Davutoğlu, Esad ile 2011’de yapılan altı saatlik görüşmenin devlet kayıtlarında olduğunu söyleyerek şunları aktardı: “Büyükelçimiz şahittir ve hepsi not tutulmuştur. Bütün yaşananların birinci sorumlusu Beşar Esad’ın kendisidir. Çok küçük reformlar yapsaydı, kendisini iki aileye kapatmasaydı, bugün Nusayriler bile rahatsız bu iki aileden. Biz barış içinde açmaya çalışıyorduk. Müslüman Kardeşler hiçbir konuşmada geçmemiştir.”
‘Kendi sınırımızı korumak zorundaydık’
Mültecilerin Türkiye’ye Esad’la iyi ilişkiler sürerken gimeye başladığını söyleyen Davutoğlu, şunları söyledi: “Bizim Esad’la ilişkilerimiz iyi iken, 29 Nisan 2011’de mülteciler ülkeye gelmeye başladı. Esad kendi ordusunu şehirlere soktuğu zaman. Biz kimsenin iç işine karışmadık. Yayladağı’nın güneyindeki bir karakol dışında Esad hepsinden çekilmiş. Bu sefer ne oluyor, Türkiye’nin iç meselesi haline dönüşüyor. Kendi ulusal çıkarlarımızı, o sınırı korumak zorundaydık.”
‘7 Haziran sonrası MYK CHP ile koalisyon istedi’
7 Haziran 2015 seçimlerinde AKP’nin meclis çoğunluğunu kaybetmesi sonrası parti MYK’sının “CHP ile koalisyon kuralım” dediğini söyleyen Davutoğlu, “Kendi partim içinde bana hareketlenme başladı. İki partinin tabanları yakın değil. Karşılıklı bir güvensizlik hali var. Yukarıda anlaşıp tabana yayamazsanız güvensizlik artar. Cumhurbaşkanının tutumu karşısında bir uyum problemi çıkardı” dedi.
‘Başbakanlıktan istifa etmem cesur bir hareket’
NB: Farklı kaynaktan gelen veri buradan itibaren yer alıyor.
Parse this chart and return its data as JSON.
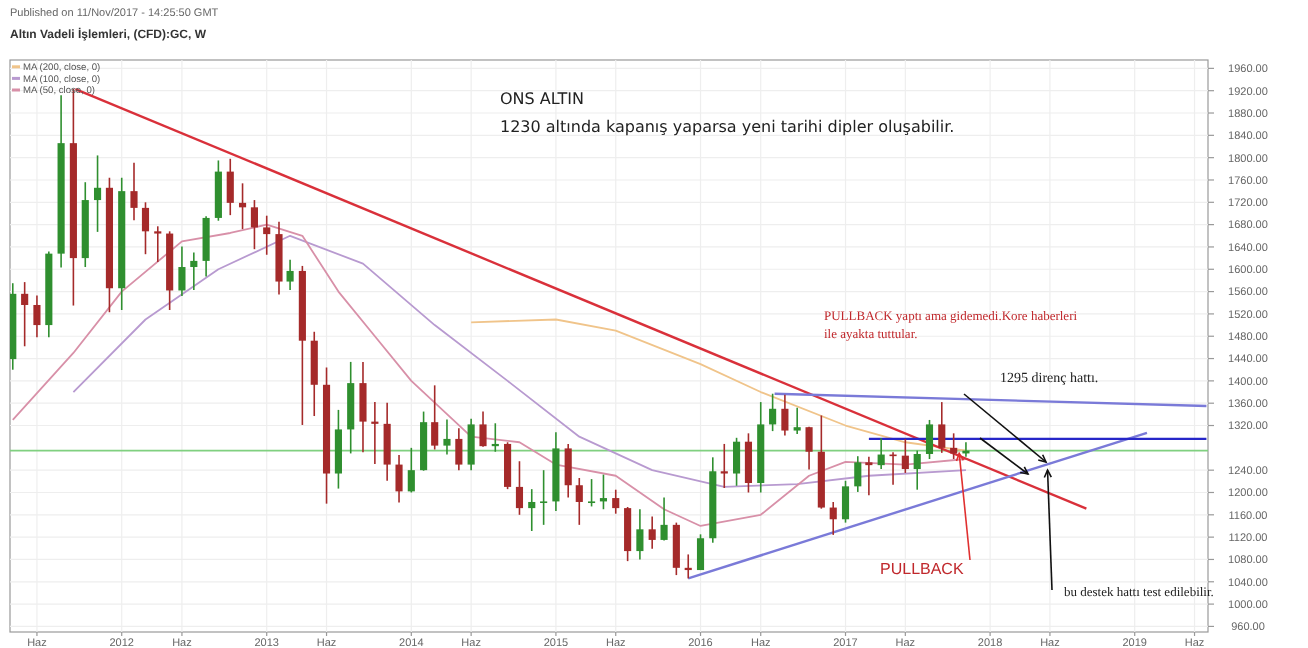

AKP genel başkanlığından ve başbakanlıktan istifa etmesinin cesur bir hareket olduğunu söyleyen Davutoğlu şöyle devam etti: “Baktım ki ilkelerimle koltuğum arasındaki uçurum gittikçe açılıyor. Sayın Erdoğan’ın, AK Parti’nin başarılı olması için bıraktım. Hala bu davanın neferiyim. O dava benim elimde şimdi. O dava Gelecek Partisi’nde AK Parti’de değil. Bu dava yolsuzluklarla mücadeledir, yasaklarla mücadeledir, şeffaflıktır, şatafattan ve lüksten uzak olmaktır; bunların mücadelesini Gelecek Partisi’nde veriyorum. AK Parti’de yok. Ben davayı bırakmadım onlar bıraktı. AK Parti davanın bütün değerlerini ayaklar altına aldı.”
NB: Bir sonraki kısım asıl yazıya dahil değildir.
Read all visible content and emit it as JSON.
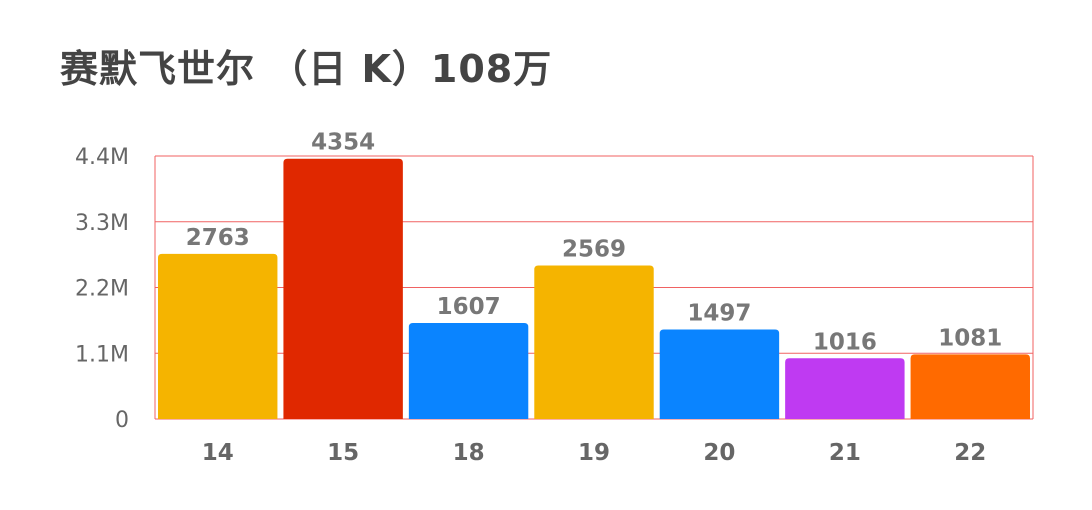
{
  "chart_data": {
    "type": "bar",
    "title": "赛默飞世尔 （日 K）108万",
    "categories": [
      "14",
      "15",
      "18",
      "19",
      "20",
      "21",
      "22"
    ],
    "values": [
      2763,
      4354,
      1607,
      2569,
      1497,
      1016,
      1081
    ],
    "data_labels": [
      "2763",
      "4354",
      "1607",
      "2569",
      "1497",
      "1016",
      "1081"
    ],
    "value_unit_multiplier": 1000,
    "y_ticks": [
      0,
      1100,
      2200,
      3300,
      4400
    ],
    "y_tick_labels": [
      "0",
      "1.1M",
      "2.2M",
      "3.3M",
      "4.4M"
    ],
    "ylim": [
      0,
      4400
    ],
    "xlabel": "",
    "ylabel": "",
    "grid": true,
    "grid_color": "#f06262",
    "bar_colors": [
      "#f5b400",
      "#e02800",
      "#0a84ff",
      "#f5b400",
      "#0a84ff",
      "#bf3af2",
      "#ff6a00"
    ]
  }
}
‘İttifak sistemi partilerin doğalarını bozuyor’
Gelecek Partisi’nin millet ve cumhur ittifaklarına yakınlığını soran Altaylı’ya Davutoğlu şu cevabı verdi: “2018 Mart’ında sayın Cumhurbaşkanına ‘Cumhurbaşkanlığı Hükümet Sistemi siyasetin doğasını, partilerin doğasını bozuyor’ demiştim. Bu şekilde ittifaklar partilerin doğasını bozar. Bu ittifaklar partilerin doğalarını bozuyor. Biz partimizi bir ittifaka eklemlenmek için kurmadık. Şimdi birileri ‘Gelecek Partisi CHP’ye destek olmak için kuruldu’ diyor. Ben CHP, İYİ Parti, Saadet Partisi ile hepsiyle bugün de görüşüyorum, bütün partilerle görüşürüm ama hiçbir şekilde ittifaka eklemlenmem. Ayrıca bu ittifaklar kalıcı değil. Belli ilkelerde buluşabilirsiniz, uzlaşabilirsiniz o ayrı.”
Davutoğlu şöyle devam etti: “Biz kimle ittifak yapacağımızla değil, sağlam parti kurmakla, toplumun kılcal damarlarına kadar örgütlenmekle ilgileniyoruz. Mesele bazlı ittifaklara her zaman varız. Mesela Barolar konusunda. Ben çoklu baroya karşıyım, ama çoğunlukçu baroya da karşıyım. Nispi temsile dayalı çoğulcu baroyu savunuyorum. Bunu kim savunuyorsa onlarla mutabıkız.”